Signs and symptoms of diabetic ketoacidosis can be equivocal and many other conditions such as flu may have similar symptoms. Therefore, in many cases it may be difficult to diagnose if you have a simple viral infection or a more serious health problem like diabetic ketoacidosis. Risk of complications and death from diabetic ketoacidosis (DKA), increases with delay in its diagnosis and treatment.
Contact your doctor if:
- You have recurrent vomiting and are unable to retain any food or liquid.
- You are a diabetic (any type of diabetes) and your blood sugar becomes high (more than 350 mg).
- Your blood sugar level rises to more than your target range and does not respond to home treatment. After you are diagnosed with diabetes, ask your doctor for specific instructions regarding doses for your medication(s) and for checking your blood sugar and urinary ketone level whenever you become ill.
- Or when you are ill, test your urine for ketones with home test strips. If your urinary ketones are elevated (moderate or higher), consult your doctor.
- You have pain in stomach (abdominal pain is present in about 30 percent of the patients).
Contact your doctor immediately or seek emergency care if:
- You have severe abdominal pain (it can also be due to some other medical problem such as appendicitis, cholecystitis etc).
- Blood in vomitus (25 percent of patients with vomiting may have blood in vomiting; usually from gastritis).

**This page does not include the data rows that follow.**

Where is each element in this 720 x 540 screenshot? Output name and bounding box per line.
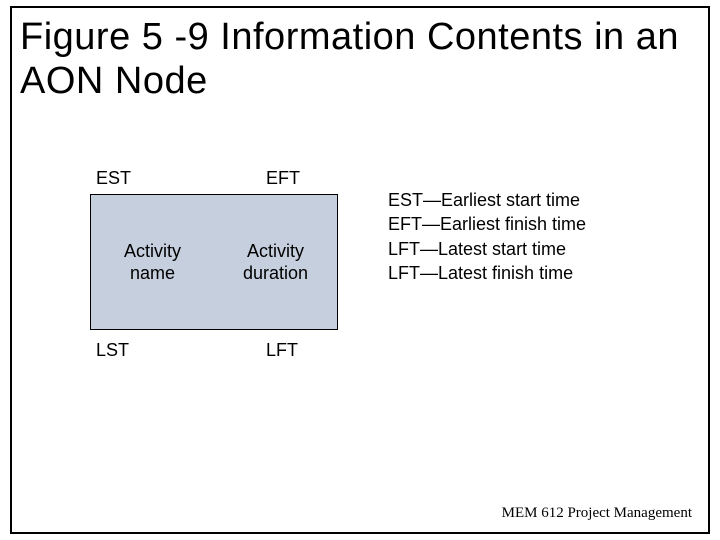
slide-title: Figure 5 -9 Information Contents in an A… — [20, 16, 700, 103]
node-activity-name: Activity name — [91, 195, 214, 329]
legend-row: LFT—Latest finish time — [388, 261, 586, 285]
legend: EST—Earliest start time EFT—Earliest fin… — [388, 188, 586, 285]
label-lst: LST — [96, 340, 129, 361]
aon-node-box: Activity name Activity duration — [90, 194, 338, 330]
label-est: EST — [96, 168, 131, 189]
legend-row: EST—Earliest start time — [388, 188, 586, 212]
legend-abbr: LFT — [388, 239, 420, 259]
slide-frame: Figure 5 -9 Information Contents in an A… — [10, 6, 710, 534]
aon-diagram: EST EFT LST LFT Activity name Activity d… — [90, 170, 650, 380]
legend-abbr: EST — [388, 190, 423, 210]
legend-abbr: LFT — [388, 263, 420, 283]
legend-row: EFT—Earliest finish time — [388, 212, 586, 236]
legend-def: —Latest finish time — [420, 263, 573, 283]
legend-row: LFT—Latest start time — [388, 237, 586, 261]
label-lft: LFT — [266, 340, 298, 361]
legend-def: —Earliest start time — [423, 190, 580, 210]
legend-abbr: EFT — [388, 214, 422, 234]
legend-def: —Latest start time — [420, 239, 566, 259]
slide-footer: MEM 612 Project Management — [502, 505, 692, 522]
legend-def: —Earliest finish time — [422, 214, 586, 234]
node-activity-duration: Activity duration — [214, 195, 337, 329]
label-eft: EFT — [266, 168, 300, 189]
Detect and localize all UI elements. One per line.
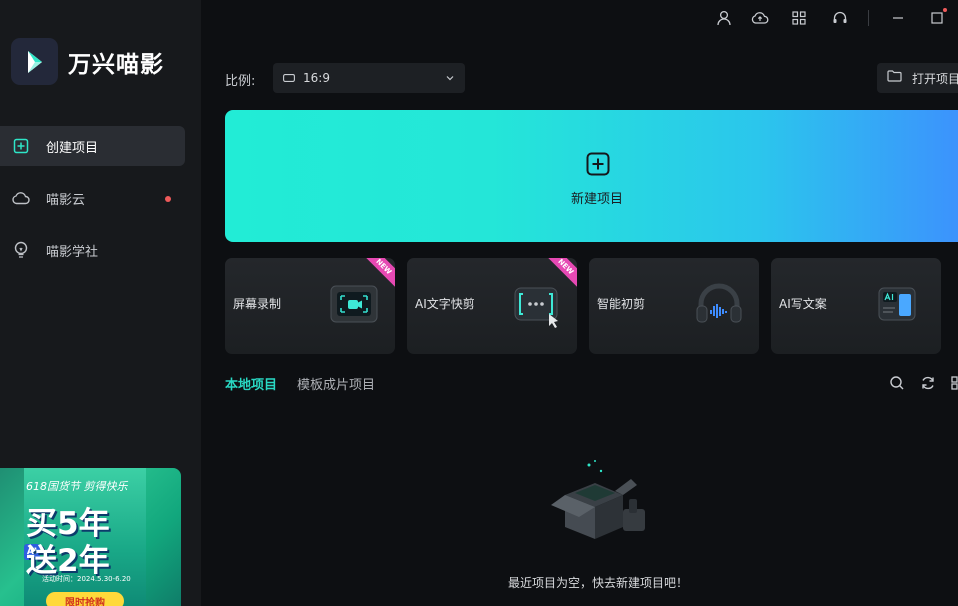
chevron-down-icon — [445, 72, 455, 87]
tool-card-ai-text-edit[interactable]: AI文字快剪 NEW — [407, 258, 577, 354]
promo-headline: 618国货节 剪得快乐 — [26, 480, 128, 493]
tab-template-projects[interactable]: 模板成片项目 — [297, 374, 375, 393]
tab-local-projects[interactable]: 本地项目 — [225, 374, 277, 393]
sidebar-nav: 创建项目 喵影云 喵影学社 — [0, 126, 201, 282]
sidebar: 万兴喵影 创建项目 喵影云 喵影学社 618国货节 剪得快乐 买5年 AI 送2… — [0, 0, 201, 606]
app-logo-icon — [11, 38, 58, 85]
notification-badge — [943, 8, 947, 12]
ratio-label: 比例: — [225, 74, 256, 89]
sidebar-item-cloud[interactable]: 喵影云 — [0, 178, 185, 218]
sidebar-item-academy[interactable]: 喵影学社 — [0, 230, 185, 270]
headphones-icon — [689, 276, 749, 336]
folder-icon — [887, 70, 902, 86]
user-icon[interactable] — [715, 9, 733, 27]
tool-card-screen-record[interactable]: 屏幕录制 NEW — [225, 258, 395, 354]
promo-buy-button[interactable]: 限时抢购 — [46, 592, 124, 606]
ai-text-edit-icon — [507, 276, 567, 336]
open-project-label: 打开项目 — [912, 71, 958, 86]
open-project-button[interactable]: 打开项目 — [877, 63, 958, 93]
ai-copywriting-icon — [871, 276, 931, 336]
minimize-icon[interactable] — [889, 9, 907, 27]
grid-apps-icon[interactable] — [790, 9, 808, 27]
promo-date: 活动时间：2024.5.30-6.20 — [42, 575, 131, 583]
aspect-ratio-icon — [283, 71, 295, 86]
screen-record-icon — [325, 276, 385, 336]
sidebar-item-label: 创建项目 — [46, 140, 99, 156]
new-project-button[interactable]: 新建项目 — [225, 110, 958, 242]
tool-card-label: AI文字快剪 — [415, 297, 475, 311]
tool-card-smart-cut[interactable]: 智能初剪 — [589, 258, 759, 354]
sidebar-item-label: 喵影学社 — [46, 244, 99, 260]
app-name: 万兴喵影 — [68, 51, 164, 78]
tool-card-ai-copywriting[interactable]: AI写文案 — [771, 258, 941, 354]
aspect-ratio-select[interactable]: 16:9 — [273, 63, 465, 93]
notification-badge — [165, 196, 171, 202]
title-bar-divider — [868, 10, 869, 26]
sidebar-item-create-project[interactable]: 创建项目 — [0, 126, 185, 166]
promo-banner[interactable]: 618国货节 剪得快乐 买5年 AI 送2年 活动时间：2024.5.30-6.… — [0, 468, 181, 606]
empty-state-text: 最近项目为空，快去新建项目吧！ — [508, 576, 689, 590]
plus-square-icon — [586, 152, 610, 180]
new-project-label: 新建项目 — [571, 192, 624, 207]
sidebar-item-label: 喵影云 — [46, 192, 86, 208]
tool-card-label: 屏幕录制 — [233, 297, 282, 311]
cloud-upload-icon[interactable] — [751, 9, 769, 27]
search-icon[interactable] — [889, 375, 905, 391]
tool-card-label: AI写文案 — [779, 297, 827, 311]
refresh-icon[interactable] — [920, 375, 936, 391]
cloud-icon — [12, 189, 30, 207]
brand: 万兴喵影 — [11, 38, 164, 85]
title-bar — [201, 0, 958, 36]
lightbulb-icon — [12, 241, 30, 259]
empty-box-icon — [545, 455, 649, 551]
headset-icon[interactable] — [831, 9, 849, 27]
view-toggle-icon[interactable] — [950, 375, 958, 391]
aspect-ratio-value: 16:9 — [303, 71, 330, 85]
tool-card-label: 智能初剪 — [597, 297, 646, 311]
create-project-icon — [12, 137, 30, 155]
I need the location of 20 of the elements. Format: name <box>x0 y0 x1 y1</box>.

When to go to the hospital : A person with diabetes should be taken to a hospital for urgent medical care if:
- They appear significantly ill or weak.
- Have change in mental status (confusion, altered consciousness or coma).
- Have shortness of breath or rapid breathing.
- Have low blood pressure (hypotension).
- Are dehydrated.
- Have high fever (above 101 F or 38.3 C).
If diabetic ketoacidosis is not treated, it can be fatal. Prompt and appropriate therapy has decreased the death rate and complication from this condition.